Demand for blockchain technology experts is skyrocketing in China, with an almost tenfold increase in the first two months of this year, according to analysis from recruiting app Boss Zhipin.
Job opportunities in the blockchain sector rose by 9.7 times between Jan 1 and Feb 28 — the peak recruitment season — compared with the same period last year, according to a research report released recently.
Engineers in the field can now command an average salary of 25,800 yuan ($4,080), it added.
Blockchain technology offers an open and decentralized database by linking a continuously growing list of records, or blocks, and allows market participants to keep track of digital currency transactions.
Thousands of blockchain startups have been created amid cryptocurrency fever, and companies focused on the internet, software and financial services are getting to grips with the new systems.
The number of enterprises looking for experts in the field has increased 4.6 times and the supply-demand ratio has reached as low as 0.15, meaning demand is far outstripping supply, according to the report.
Chang Meng, director of Boss Zhipin Research, said that blockchain overturned the traditional production model and created a new type of internet, and such evolution makes many enterprises scramble to get a piece of the action.
“But the future of blockchain remains foggy in China,” Chang said. “It’s still at an early stage, and we don’t know exactly how such technology is going to hit the market. No actual product is put into use yet, so we’ll just have to wait and see.”
The analysis also indicates that skills like coding, graphic design and search algorithms are highly favored by employers, and candidates with interdisciplinary and multiple skills will have a distinct advantage.
Wang Xiaosen, a graduate in web intelligence from King’s College London, said a high proficiency in programming languages like python and java is considered essential by most companies.
“They will then give you many practical cases and ask you to analyze and solve them. It’s not easy,” Wang said.
Another notable shift in the job market is the industries that suffer the biggest shortage of talent.

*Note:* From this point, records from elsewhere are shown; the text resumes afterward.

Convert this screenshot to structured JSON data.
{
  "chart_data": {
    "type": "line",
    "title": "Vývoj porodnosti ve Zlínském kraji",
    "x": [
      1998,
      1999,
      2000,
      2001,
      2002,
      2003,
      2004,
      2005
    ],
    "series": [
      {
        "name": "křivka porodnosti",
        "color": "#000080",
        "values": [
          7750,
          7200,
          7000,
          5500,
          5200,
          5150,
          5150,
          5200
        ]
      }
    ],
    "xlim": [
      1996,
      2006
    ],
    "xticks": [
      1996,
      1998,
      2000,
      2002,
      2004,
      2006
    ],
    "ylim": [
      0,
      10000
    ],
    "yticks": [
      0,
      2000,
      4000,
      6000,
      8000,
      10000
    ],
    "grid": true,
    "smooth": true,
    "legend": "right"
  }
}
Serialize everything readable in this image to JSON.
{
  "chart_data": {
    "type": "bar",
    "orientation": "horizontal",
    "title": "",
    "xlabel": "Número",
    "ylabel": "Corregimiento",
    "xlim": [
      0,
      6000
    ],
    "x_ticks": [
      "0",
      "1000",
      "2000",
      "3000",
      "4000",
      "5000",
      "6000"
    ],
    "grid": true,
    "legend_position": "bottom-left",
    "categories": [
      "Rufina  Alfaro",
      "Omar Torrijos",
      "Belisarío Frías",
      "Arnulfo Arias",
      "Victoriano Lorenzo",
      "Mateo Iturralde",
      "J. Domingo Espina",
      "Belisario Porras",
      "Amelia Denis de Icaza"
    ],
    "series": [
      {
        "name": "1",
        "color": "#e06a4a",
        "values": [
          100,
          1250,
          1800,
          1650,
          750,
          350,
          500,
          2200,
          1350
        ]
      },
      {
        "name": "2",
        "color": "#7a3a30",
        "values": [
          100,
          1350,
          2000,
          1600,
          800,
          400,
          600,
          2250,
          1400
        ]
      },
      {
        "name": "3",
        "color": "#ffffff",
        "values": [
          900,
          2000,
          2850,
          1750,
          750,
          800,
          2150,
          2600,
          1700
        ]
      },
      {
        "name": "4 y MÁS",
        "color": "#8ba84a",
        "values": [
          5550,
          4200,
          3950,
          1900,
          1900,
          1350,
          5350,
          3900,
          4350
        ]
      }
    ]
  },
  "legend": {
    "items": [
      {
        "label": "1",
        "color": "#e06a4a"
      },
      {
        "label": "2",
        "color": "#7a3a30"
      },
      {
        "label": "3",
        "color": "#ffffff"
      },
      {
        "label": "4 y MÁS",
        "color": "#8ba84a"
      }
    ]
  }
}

While the internet remains the first in seeking employees, construction, services, healthcare and trade top the list, replacing traditionally popular sectors like finance and communications.
“This change is closely connected with policies,” Chang said. “It showcases not only the strong driving force of the Belt and Road Initiative, which requires increasing infrastructure, but also China’s transition from manufacturing to a more service-based economy.”
First-tier cities still provide the highest average monthly salaries, with 10,712 yuan in Beijing and 10,128 yuan in Shanghai, but young workers aged 18 to 35 are showing dwindling interest in working there, with the number dropping from 65.8 percent in 2015 to 46.5 percent in 2017.
Among all job seekers, 35.5 percent now choose Hangzhou, Wuhan, Chengdu, Zhengzhou and Xi’an as their career destinations, making these five cities the “new” first-tier with high potential to lure talent.
“It’s too competitive in Shanghai. Every student majoring in banking or finance will pick to go there,” said Yao Qinshan, 24, a finance graduate from King’s College London. “Xi’an is much easier. I only applied for two companies and they both sent me an offer.”
Liu Yang, a HR director from Agitek, a high-tech company specializing in equipment testing and measurement based in Xi’an, said it has seen a surge in talent inflow. “Especially for those who were born in Xi’an, they have faced greater pressure in both life and work in other cities, and many of them choose to come back.”
A record more than 8.2 million of graduates are expected to enter the job market this year.
Zhang Yangfei contributed to this story.